I don't remember the journey to this village. Only fragments—flashes of silver light cutting through darkness, the faint hum of power thrumming beneath my skin, and voices speaking in hushed urgency. Then, warmth. A steady heartbeat beneath my cheek, arms wrapped protectively around me.
The first face I truly remember was hers.
Mito Uzumaki.
Her hair was the color of autumn leaves, long and flowing like a river of fire. Her eyes, sharp yet kind, held a strength that needed no words. And when she looked at me, I felt something unfamiliar—something that settled deep in my chest like an anchor.
Safety.
"Konoha will be your home now," she had said, kneeling in front of me, her hands firm on my shoulders. "And I will be your mother."
I had only stared at her then, trying to understand what that meant. I had a mother. A father. A family that had sent me away. The memories of them were distant, like echoes of a life that no longer belonged to me.
But Mito's voice was steady.

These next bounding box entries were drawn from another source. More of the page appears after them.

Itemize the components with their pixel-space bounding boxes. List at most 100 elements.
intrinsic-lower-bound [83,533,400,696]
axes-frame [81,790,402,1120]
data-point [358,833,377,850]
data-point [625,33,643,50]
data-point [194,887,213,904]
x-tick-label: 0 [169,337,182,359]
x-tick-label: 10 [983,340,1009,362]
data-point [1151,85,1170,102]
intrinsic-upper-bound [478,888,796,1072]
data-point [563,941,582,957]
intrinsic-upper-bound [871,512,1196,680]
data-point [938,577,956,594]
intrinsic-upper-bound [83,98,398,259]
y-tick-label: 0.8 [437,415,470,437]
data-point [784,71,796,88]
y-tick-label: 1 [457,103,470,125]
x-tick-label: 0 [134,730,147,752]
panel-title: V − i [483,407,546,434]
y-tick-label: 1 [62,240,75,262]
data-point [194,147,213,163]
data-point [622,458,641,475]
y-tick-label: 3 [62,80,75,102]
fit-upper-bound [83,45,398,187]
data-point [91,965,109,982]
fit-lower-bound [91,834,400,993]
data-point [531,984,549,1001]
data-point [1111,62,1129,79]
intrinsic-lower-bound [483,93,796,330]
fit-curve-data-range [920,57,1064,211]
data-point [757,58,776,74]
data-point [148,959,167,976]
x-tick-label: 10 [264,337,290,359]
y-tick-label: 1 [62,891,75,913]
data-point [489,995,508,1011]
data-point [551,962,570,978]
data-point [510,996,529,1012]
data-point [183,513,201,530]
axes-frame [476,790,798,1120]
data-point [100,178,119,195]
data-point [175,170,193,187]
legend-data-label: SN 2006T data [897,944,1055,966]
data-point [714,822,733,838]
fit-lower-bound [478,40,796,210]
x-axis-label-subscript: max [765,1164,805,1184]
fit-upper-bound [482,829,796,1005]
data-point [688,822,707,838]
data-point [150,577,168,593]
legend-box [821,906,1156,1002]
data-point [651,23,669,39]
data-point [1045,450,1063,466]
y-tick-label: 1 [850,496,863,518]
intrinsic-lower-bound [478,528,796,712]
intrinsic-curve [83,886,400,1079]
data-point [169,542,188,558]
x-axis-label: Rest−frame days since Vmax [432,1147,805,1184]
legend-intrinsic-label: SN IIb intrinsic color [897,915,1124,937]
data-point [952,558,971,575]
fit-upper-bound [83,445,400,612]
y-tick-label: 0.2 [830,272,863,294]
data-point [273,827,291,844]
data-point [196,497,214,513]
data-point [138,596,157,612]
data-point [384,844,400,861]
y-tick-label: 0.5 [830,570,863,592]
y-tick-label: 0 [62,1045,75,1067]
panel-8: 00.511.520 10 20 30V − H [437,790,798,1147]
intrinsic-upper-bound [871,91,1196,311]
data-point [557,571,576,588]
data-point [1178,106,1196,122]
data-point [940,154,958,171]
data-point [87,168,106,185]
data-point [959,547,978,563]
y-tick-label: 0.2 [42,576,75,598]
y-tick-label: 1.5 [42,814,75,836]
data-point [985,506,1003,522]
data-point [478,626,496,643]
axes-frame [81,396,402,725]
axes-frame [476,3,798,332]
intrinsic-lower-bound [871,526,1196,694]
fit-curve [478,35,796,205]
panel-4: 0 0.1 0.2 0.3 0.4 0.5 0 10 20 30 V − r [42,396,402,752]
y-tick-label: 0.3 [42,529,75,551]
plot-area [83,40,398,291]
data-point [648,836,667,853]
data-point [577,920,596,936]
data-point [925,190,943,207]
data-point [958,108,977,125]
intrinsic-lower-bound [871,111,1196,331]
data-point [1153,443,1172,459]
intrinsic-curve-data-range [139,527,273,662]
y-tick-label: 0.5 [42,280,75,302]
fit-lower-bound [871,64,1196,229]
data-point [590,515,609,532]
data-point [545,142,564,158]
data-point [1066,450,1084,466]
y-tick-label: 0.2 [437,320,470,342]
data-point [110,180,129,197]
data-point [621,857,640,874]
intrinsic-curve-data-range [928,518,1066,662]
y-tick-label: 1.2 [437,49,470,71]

Certain.
So I nodded.
At first, life in Konoha was quiet. I was given no clan name, no formal title. I was simply a child under Mito's care, living in the grand yet secluded Senju compound. To the villagers, I was an outsider—an orphan taken in by the wife of the First Hokage. Some whispered, some speculated, but no one questioned Mito's decision.

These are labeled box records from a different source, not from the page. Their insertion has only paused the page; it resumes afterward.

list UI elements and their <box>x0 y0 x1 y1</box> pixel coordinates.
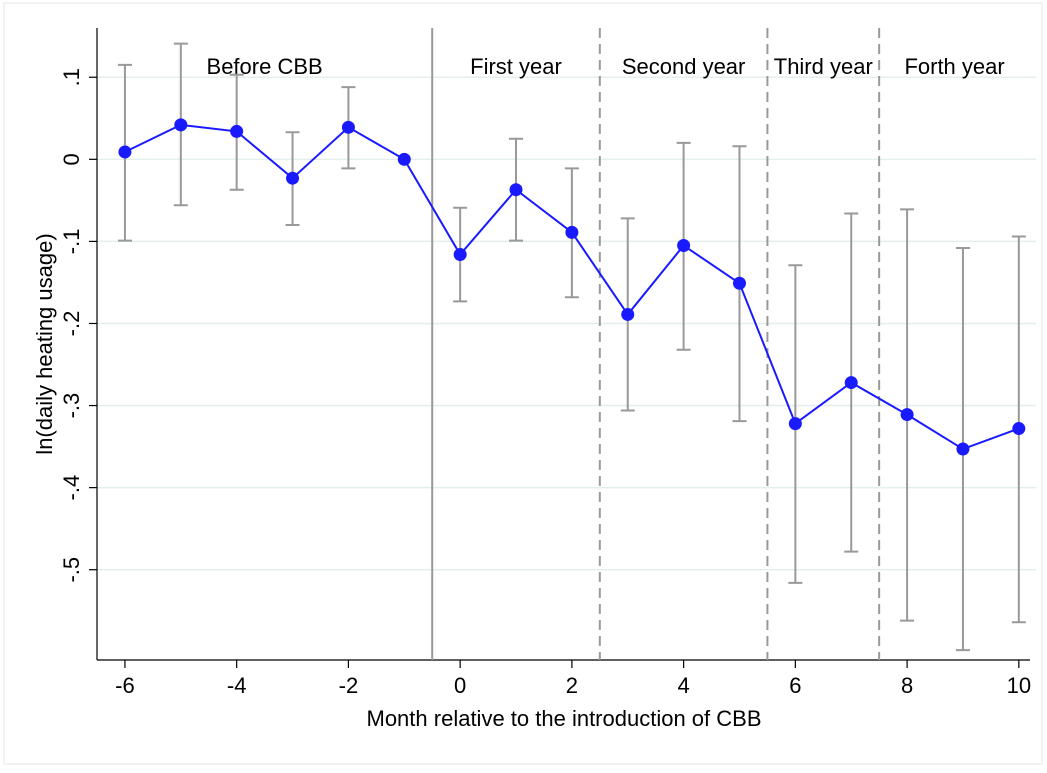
point <box>1012 422 1026 436</box>
point <box>565 225 579 239</box>
point <box>732 276 746 290</box>
point <box>788 417 802 431</box>
point <box>956 442 970 456</box>
x-axis-label: Month relative to the introduction of CB… <box>367 706 762 731</box>
x-tick-label: 0 <box>454 673 466 698</box>
period-label: Second year <box>622 54 746 79</box>
point <box>621 307 635 321</box>
y-axis-label: ln(daily heating usage) <box>32 233 57 454</box>
x-tick-label: 2 <box>566 673 578 698</box>
x-tick-label: 10 <box>1007 673 1031 698</box>
period-label: Forth year <box>904 54 1004 79</box>
point <box>453 248 467 262</box>
frame <box>3 2 1043 765</box>
point <box>900 408 914 422</box>
x-tick-label: 6 <box>789 673 801 698</box>
point <box>677 239 691 253</box>
point <box>341 120 355 134</box>
period-label: Third year <box>774 54 873 79</box>
y-tick-label: -.3 <box>59 393 84 419</box>
y-tick-label: .1 <box>59 68 84 86</box>
point <box>286 171 300 185</box>
point <box>397 152 411 166</box>
x-tick-label: -2 <box>339 673 359 698</box>
y-tick-label: -.1 <box>59 229 84 255</box>
y-tick-label: -.5 <box>59 557 84 583</box>
x-tick-label: -4 <box>227 673 247 698</box>
point <box>844 376 858 390</box>
y-tick-label: -.2 <box>59 311 84 337</box>
period-label: First year <box>470 54 562 79</box>
point <box>118 145 132 159</box>
y-tick-label: -.4 <box>59 475 84 501</box>
x-tick-label: 4 <box>677 673 689 698</box>
y-tick-label: 0 <box>59 153 84 165</box>
x-tick-label: 8 <box>901 673 913 698</box>
point <box>230 124 244 138</box>
x-tick-label: -6 <box>115 673 135 698</box>
point <box>509 183 523 197</box>
point <box>174 118 188 132</box>
period-label: Before CBB <box>207 54 323 79</box>
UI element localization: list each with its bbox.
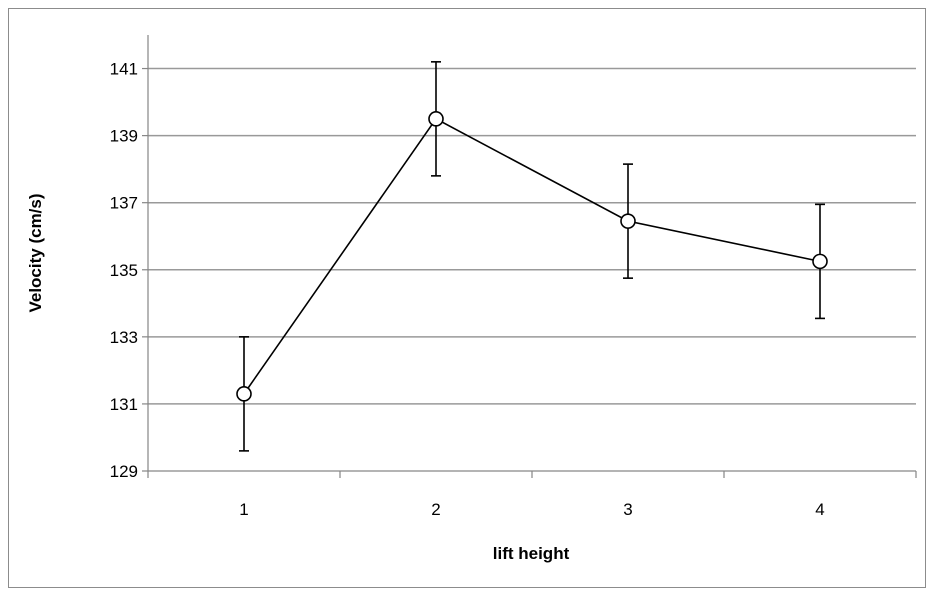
data-point	[236, 386, 252, 402]
y-tick-label: 139	[110, 127, 138, 146]
x-tick-label: 3	[623, 500, 632, 519]
axes	[142, 35, 917, 478]
y-tick-label: 137	[110, 194, 138, 213]
x-axis-title: lift height	[493, 544, 570, 563]
x-tick-label: 2	[431, 500, 440, 519]
y-tick-label: 129	[110, 462, 138, 481]
x-tick-labels: 1 2 3 4	[239, 500, 824, 519]
chart-frame	[8, 8, 926, 588]
y-tick-label: 141	[110, 60, 138, 79]
y-tick-label: 133	[110, 328, 138, 347]
x-tick-label: 1	[239, 500, 248, 519]
x-tick-label: 4	[815, 500, 824, 519]
y-axis-title: Velocity (cm/s)	[26, 193, 45, 312]
data-point	[812, 253, 828, 270]
gridlines	[148, 67, 916, 405]
data-point	[428, 111, 444, 127]
series-layer	[236, 61, 828, 452]
series-line	[243, 117, 821, 395]
y-tick-label: 131	[110, 395, 138, 414]
y-tick-label: 135	[110, 261, 138, 280]
y-tick-labels: 129 131 133 135 137 139 141	[110, 60, 138, 481]
data-point	[620, 213, 636, 229]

She treated me as her own, but I knew, even then, that I was different.
My body carried a weight that the other children did not. Chakra coiled within me like a living thing, shifting, restless, unnatural in its vastness. My instincts were too sharp, my awareness too keen. I learned to watch, to listen, to blend in without revealing too much.
The Hyūga were the first to notice.
"He has the look," I overheard one of them murmur during a clan gathering. "Pale skin. Those eyes. He must be a Hyūga half-blood."
A part of me wanted to correct them.
Another part knew better.
I belonged to no clan. No village. My true heritage was something no one could begin to comprehend. If they wished to believe I was one of them, then so be it.
The misunderstanding suited me just fine.